Of course my code is doing extra work that this package is already managing, so a fix in the package would be much shorter.

public IEnumerator CreateSpeechAsync(SpeechRequest request, Action<AudioClip> callBack, CancellationToken cancellationToken = default)
{
    var audioFormat = request.ResponseFormat switch
    {
        SpeechResponseFormat.MP3 => AudioType.MPEG,
        _ => throw new NotSupportedException(request.ResponseFormat.ToString())
    };
    var ext = request.ResponseFormat switch
    {
        SpeechResponseFormat.MP3 => "mp3",
        _ => throw new NotSupportedException(request.ResponseFormat.ToString())
    };

    string fileName = $"{request.Voice}-{DateTime.UtcNow:yyyyMMddThhmmss}.{ext}";
    string speechEndpoint = "https://api.openai.com/v1/audio/speech";

    using UnityWebRequest www = new UnityWebRequest(
        speechEndpoint, "POST", (DownloadHandler) new DownloadHandlerAudioClip(speechEndpoint, audioFormat), (UploadHandler) null);
    ((DownloadHandlerAudioClip)www.downloadHandler).streamAudio = true;

    // json handling
    www.SetRequestHeader("Content-Type", "application/json");
    JsonSerializerSettings jsonSerializationOptions = new JsonSerializerSettings
    {
        NullValueHandling = NullValueHandling.Ignore,
        DefaultValueHandling = DefaultValueHandling.Ignore,
        Converters = new List<JsonConverter>
        {
            new StringEnumConverter(new SnakeCaseNamingStrategy())
        },
        ContractResolver = new EmptyToNullStringContractResolver()
    };
    string payload = JsonConvert.SerializeObject(request, jsonSerializationOptions);
    byte[] jsonBytes = System.Text.Encoding.UTF8.GetBytes(payload);
    www.uploadHandler = new UploadHandlerRaw(jsonBytes);

    // headers & parameters
    RestParameters restParameters = new(API.DefaultRequestHeaders);
    foreach (var (k,v) in restParameters.Headers)
    {
        www.SetRequestHeader(k,v);
    }
    yield return www.SendWebRequest();

    if (www.result == UnityWebRequest.Result.ConnectionError || www.result == UnityWebRequest.Result.ProtocolError)
    {
        callBack(null);
    }
    else
    {
        AudioClip audioClip = null;
        try
        {
            audioClip = DownloadHandlerAudioClip.GetContent(www);
        }
        catch (Exception ex)
        {
            Debug.LogError($"failed to getcontent audio clip {ex.Message}");
            audioClip = null;
        }

        if (audioClip != null)
        {
            audioClip.name = fileName;

            callBack(audioClip);

            //UnityEngine.Object.Destroy(audioClip) must be called at some point after the callback call to release the asset
        }
        else
        {
            callBack(null);
        }
    }
}
StephenHodgson commented 11 months ago

I would encourage you to update this to async/await instead of coroutine, since the rest of the package uses it.

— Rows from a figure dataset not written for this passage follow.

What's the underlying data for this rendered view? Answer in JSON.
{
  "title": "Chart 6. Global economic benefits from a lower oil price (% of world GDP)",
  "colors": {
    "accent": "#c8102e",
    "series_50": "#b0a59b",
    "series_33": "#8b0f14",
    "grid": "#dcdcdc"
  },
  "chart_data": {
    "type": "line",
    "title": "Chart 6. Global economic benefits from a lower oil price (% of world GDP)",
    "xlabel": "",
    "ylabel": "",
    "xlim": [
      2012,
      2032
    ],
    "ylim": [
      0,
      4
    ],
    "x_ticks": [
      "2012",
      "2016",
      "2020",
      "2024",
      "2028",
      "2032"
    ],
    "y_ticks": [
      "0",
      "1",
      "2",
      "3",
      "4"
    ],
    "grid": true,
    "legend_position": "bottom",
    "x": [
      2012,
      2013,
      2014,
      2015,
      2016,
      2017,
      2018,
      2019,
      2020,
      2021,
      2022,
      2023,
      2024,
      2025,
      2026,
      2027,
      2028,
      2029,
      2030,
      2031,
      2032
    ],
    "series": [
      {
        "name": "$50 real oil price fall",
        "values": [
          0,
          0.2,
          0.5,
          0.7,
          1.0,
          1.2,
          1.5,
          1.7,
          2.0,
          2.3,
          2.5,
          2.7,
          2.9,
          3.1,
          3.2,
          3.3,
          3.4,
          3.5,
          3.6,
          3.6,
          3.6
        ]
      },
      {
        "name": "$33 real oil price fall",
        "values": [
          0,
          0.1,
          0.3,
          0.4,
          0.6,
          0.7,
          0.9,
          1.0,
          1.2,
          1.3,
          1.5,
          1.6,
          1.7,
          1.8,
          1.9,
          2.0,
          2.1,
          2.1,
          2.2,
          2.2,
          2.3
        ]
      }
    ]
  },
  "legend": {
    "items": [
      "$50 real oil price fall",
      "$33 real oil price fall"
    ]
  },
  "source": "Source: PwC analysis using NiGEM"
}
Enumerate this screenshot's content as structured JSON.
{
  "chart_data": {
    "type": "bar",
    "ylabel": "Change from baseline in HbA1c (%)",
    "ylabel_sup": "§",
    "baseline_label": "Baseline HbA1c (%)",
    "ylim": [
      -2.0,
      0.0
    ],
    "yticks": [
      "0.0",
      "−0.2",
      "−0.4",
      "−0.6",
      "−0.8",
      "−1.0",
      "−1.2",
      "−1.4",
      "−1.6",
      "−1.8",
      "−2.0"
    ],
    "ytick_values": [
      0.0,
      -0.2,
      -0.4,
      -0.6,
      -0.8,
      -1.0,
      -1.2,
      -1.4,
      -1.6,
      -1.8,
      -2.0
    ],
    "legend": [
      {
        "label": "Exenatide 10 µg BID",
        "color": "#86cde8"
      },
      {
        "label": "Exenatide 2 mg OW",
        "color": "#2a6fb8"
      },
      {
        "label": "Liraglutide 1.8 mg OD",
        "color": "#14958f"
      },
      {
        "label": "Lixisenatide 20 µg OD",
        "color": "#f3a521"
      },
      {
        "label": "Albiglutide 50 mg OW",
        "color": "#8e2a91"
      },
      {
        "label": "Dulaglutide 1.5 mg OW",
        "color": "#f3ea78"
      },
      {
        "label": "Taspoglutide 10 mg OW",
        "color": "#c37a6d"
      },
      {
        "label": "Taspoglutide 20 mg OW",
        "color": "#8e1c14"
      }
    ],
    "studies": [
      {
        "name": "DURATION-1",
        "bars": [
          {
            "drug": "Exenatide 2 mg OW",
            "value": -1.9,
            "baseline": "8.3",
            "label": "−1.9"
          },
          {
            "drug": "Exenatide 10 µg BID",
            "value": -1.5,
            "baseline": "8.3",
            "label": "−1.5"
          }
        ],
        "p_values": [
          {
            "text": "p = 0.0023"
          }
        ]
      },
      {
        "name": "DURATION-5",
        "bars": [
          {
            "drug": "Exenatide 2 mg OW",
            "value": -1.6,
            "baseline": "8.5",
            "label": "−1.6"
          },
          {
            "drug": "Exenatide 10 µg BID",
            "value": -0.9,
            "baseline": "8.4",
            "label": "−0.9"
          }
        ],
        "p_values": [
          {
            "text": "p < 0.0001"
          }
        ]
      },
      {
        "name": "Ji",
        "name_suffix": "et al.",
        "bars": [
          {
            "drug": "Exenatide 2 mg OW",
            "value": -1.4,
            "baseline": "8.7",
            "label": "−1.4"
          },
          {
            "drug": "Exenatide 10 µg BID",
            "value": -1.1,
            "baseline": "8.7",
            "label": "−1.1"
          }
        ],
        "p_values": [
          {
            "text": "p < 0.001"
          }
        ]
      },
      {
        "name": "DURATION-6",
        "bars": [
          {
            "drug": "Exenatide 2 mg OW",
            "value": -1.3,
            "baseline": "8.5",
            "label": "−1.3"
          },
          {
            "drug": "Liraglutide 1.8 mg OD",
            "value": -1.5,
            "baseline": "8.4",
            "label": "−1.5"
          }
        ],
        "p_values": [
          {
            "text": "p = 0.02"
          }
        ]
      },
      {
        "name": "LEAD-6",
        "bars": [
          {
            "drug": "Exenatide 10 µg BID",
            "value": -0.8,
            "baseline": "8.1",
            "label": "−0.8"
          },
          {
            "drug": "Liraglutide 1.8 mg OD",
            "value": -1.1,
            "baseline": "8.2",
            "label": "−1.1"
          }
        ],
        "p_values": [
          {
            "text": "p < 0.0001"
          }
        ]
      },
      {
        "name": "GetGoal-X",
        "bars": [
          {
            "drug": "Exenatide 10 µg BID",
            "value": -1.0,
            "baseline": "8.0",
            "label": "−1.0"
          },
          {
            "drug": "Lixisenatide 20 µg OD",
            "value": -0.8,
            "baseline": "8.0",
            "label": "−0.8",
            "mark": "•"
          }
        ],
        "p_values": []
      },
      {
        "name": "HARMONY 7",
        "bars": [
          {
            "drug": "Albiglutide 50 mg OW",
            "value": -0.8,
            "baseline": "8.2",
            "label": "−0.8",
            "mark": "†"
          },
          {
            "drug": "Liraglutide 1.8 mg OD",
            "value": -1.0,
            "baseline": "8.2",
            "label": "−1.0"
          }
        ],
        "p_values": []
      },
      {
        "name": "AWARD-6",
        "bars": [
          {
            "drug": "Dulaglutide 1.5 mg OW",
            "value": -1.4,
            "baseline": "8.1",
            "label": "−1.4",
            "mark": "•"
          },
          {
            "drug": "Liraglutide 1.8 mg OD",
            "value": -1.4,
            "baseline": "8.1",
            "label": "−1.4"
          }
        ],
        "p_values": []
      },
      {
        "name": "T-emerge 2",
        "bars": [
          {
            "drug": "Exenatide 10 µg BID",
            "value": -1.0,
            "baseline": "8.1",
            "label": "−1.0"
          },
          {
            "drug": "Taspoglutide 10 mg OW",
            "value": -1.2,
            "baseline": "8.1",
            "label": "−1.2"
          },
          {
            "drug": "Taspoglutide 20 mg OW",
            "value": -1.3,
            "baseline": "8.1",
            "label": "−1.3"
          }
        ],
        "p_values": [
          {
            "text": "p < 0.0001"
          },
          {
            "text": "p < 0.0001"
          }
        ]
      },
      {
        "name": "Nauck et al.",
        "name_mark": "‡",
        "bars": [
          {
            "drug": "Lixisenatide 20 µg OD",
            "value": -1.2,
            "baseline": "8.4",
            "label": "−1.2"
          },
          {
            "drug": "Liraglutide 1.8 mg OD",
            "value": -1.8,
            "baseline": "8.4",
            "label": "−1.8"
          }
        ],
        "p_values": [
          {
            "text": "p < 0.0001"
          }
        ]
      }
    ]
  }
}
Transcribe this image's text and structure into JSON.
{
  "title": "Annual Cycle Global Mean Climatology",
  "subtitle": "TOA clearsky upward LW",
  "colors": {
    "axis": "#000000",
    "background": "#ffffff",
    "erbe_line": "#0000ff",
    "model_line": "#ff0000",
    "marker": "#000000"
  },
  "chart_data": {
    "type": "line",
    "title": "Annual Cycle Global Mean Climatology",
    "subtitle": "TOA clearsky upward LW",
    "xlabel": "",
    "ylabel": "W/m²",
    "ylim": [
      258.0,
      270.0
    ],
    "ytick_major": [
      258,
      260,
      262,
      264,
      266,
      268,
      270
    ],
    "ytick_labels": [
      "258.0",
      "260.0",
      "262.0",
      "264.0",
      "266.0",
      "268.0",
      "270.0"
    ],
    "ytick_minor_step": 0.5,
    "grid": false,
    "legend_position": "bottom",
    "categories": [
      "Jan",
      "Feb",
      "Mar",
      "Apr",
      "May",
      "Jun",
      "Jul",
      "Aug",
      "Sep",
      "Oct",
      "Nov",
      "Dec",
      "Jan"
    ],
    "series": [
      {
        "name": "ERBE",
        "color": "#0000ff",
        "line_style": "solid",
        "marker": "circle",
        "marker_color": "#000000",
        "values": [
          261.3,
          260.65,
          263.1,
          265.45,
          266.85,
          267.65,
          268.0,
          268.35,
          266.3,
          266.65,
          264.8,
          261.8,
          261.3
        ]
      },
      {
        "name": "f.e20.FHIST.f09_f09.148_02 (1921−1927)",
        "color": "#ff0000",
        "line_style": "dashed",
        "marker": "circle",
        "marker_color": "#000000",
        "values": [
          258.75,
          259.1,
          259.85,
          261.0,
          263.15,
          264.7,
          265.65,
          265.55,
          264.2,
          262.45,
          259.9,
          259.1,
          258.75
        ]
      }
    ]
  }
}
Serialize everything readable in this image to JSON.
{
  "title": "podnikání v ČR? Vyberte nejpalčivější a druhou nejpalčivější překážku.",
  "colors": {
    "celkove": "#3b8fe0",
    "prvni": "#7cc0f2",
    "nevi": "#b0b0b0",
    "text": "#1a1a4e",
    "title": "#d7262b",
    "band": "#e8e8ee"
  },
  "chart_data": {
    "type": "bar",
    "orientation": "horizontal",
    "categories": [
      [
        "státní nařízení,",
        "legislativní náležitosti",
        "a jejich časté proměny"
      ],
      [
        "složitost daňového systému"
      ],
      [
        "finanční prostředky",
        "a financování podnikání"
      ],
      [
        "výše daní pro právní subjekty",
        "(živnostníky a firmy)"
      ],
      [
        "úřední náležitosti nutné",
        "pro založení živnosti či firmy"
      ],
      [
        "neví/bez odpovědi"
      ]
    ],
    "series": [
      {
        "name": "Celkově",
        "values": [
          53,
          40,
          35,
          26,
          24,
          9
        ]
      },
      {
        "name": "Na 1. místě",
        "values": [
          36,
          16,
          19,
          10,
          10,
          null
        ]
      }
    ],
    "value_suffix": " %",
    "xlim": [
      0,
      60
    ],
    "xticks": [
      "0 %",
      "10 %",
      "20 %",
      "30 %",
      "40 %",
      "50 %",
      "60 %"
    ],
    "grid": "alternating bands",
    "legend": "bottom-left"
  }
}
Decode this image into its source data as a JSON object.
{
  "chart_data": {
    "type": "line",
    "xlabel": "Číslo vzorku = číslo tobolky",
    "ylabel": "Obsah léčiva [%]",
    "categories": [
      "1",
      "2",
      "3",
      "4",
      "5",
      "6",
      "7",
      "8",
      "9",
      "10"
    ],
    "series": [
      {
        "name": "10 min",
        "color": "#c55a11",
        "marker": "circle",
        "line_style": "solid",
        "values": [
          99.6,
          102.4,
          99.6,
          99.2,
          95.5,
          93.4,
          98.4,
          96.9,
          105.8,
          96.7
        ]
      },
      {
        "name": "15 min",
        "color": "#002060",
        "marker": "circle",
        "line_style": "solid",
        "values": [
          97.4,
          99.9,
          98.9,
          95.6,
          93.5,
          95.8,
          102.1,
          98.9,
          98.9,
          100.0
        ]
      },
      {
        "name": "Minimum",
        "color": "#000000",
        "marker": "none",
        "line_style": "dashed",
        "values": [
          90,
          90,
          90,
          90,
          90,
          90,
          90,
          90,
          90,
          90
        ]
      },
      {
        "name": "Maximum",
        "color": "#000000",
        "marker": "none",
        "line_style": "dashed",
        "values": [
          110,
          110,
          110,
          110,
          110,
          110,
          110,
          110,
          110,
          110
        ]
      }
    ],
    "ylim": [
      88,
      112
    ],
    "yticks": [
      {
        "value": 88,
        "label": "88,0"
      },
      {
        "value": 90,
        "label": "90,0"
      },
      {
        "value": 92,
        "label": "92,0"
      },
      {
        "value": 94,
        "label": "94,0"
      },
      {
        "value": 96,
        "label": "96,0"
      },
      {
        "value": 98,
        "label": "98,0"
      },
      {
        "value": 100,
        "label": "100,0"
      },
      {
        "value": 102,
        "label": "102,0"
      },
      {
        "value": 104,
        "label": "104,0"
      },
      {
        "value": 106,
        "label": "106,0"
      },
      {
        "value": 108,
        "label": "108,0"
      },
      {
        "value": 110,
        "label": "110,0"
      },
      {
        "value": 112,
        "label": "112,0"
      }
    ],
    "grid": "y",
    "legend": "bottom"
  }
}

StephenHodgson commented 11 months ago

Also worth pointing out that the base Rest library already has support for streaming mp3s in this manor

raphik12 commented 11 months ago

In addition, this coroutine only copies part of the restParameters, the headers. It works, but it's not really robust. Again, it's because this is a quick fix calqued on this package's CreateSpeechAsync method.

raphik12 commented 11 months ago

I see that in Rest the StreamAudioAsync method has a comment on the downloadHandler.streamAudio = true; line: // BUG: Due to a Unity bug this is actually totally non-functional... https://forum.unity.com/threads/downloadhandleraudioclip-streamaudio-is-ignored.699908/ So I guess Rest's StreamAudioAsync doesn't work, maybe because the downloadHandler isn't initialized the same way?

StephenHodgson commented 11 months ago

It does works for mp3 but the implementation is the same for the most part as your example above.

It does NOT work for mp3s of unknown length, which was impacting the elevenlabs plugin.

StephenHodgson commented 11 months ago

Anyway, the real fix needs to be done in the base rest package, as the cache mechanism implementation is currently a no op.

This also impacts image generation as well.